After a child has been diagnosed with a hearing loss using otoacoustic auditory emissions (OAE) and auditory brainstem response (ABR) tests, the child may be fitted with hearing aids. This creates a challenge for pediatric audiologists: real-ear (and simulated real-ear) measurements can be used to measure the amplification provided by the hearing aid, but it is difficult to determine if that amplification is providing a benefit to the patient. One possible solution would be to perform an aided ABR test on the child. However, ABR testing has some fundamental drawbacks when performed with hearing aids.
Most digital hearing aids have a digital processing delay of at least 3 milliseconds (ms), and some digital hearing aids have a delay of more than 10 ms. Since the neural signal in the ABR test is received a few milliseconds after the reception of the auditory test stimulus, the delay of the digital hearing aid can interfere with the certainty of the ABR result. The ABR test also uses a short impulse stimulus type that is not speech-like and may not be processed properly with a hearing aid. In fact, the energy of the ABR impulse signal can actually momentarily saturate the hearing aid circuitry. Together, these issues mean that ABR cannot always accurately determine whether a patient is able to hear the amplification provided by the hearing aid.
Cortical testing, however, is a suitable solution in determining the neural response of the patient to aided auditory signals. The primary cortical waveforms arise around 100 to 300 ms after a signal is presented to the patient. This is several orders of magnitude greater than the timing in an ABR test. This much longer timeframe gives even the slowest digital hearing aid plenty of time to process the signal, making it unlikely that the digital processing delay will affect the cortical test results. And unlike ABR, cortical testing can use a variety of test stimuli, including speech-like signals that are easily processed by hearing aids and should not saturate their circuitry.
Aided Cortical Assessment Module
The Aided Cortical Assessment (ACA) module is used to evaluate whether speech is audible to the wearer of a hearing aid. Three speech stimuli with low (/m/), medium (/g/), and high (/t/) frequency emphasis are presented to the patient in the free-field at input levels ranging from 55 to 75 dB SPL. These signals have a presentation time long enough to activate the compression circuits of a hearing aid, making it an effective tool for determining whether the amplification produced by the hearing aid provides a signal that is actually detectable at the cortical level of the patient. The unaided response of the patient can also be measured, allowing the clinician to compare the unaided and the aided cortical responses.
Cortical Tone Evaluation Module
The Cortical Tone Evaluation (CTE) module provides audiologists with a tool to evaluate the audibility of highly frequency-specific tones in adults who are unable or unwilling to participate in regular pure tone audiometry assessments. Air and bone audiometric test tones are presented to the patient from 500 to 4000 Hz, 0-110 dB HL (air), and 0-70 dB HL (bone). Masking may be applied to the non-test ear as appropriate.
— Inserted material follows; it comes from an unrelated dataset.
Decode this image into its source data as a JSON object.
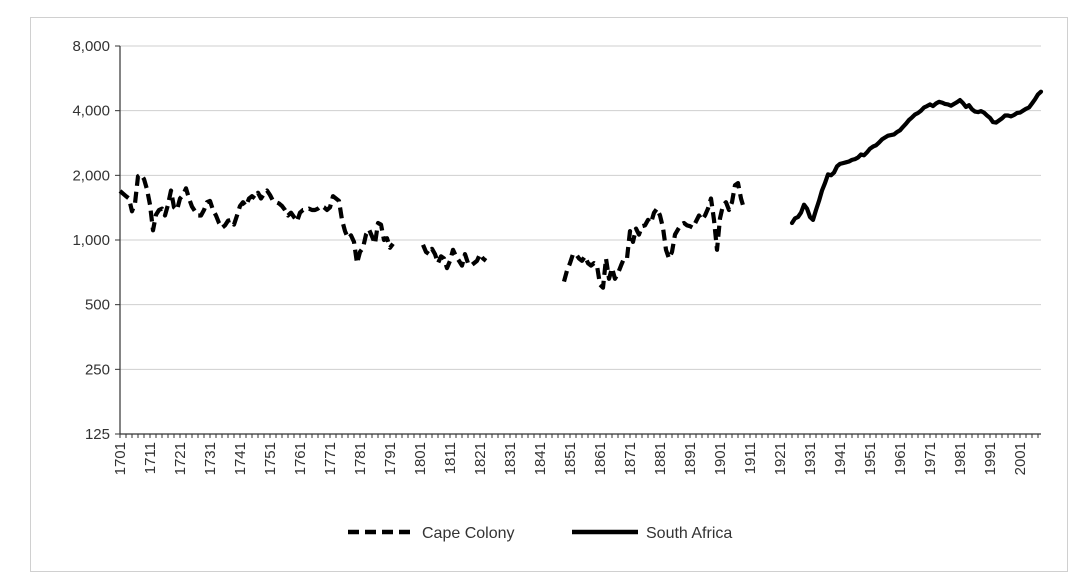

The CTE Module will not replace standard audiometric tests produced by a clinical audiometer, but it will provide a great tool that can be used when the standard testing methods are not possible or practical.
Several studies have shown that a small proportion of people do not exhibit a strong CAEP even when the stimulus is audible. Clinical studies done with HEARLab ACA on children and with CTE on adults have also shown results in line with these studies. The HEARLab system is intended as an adjunct to the assessment of hearing, not as a replacement for other methods of hearing assessment.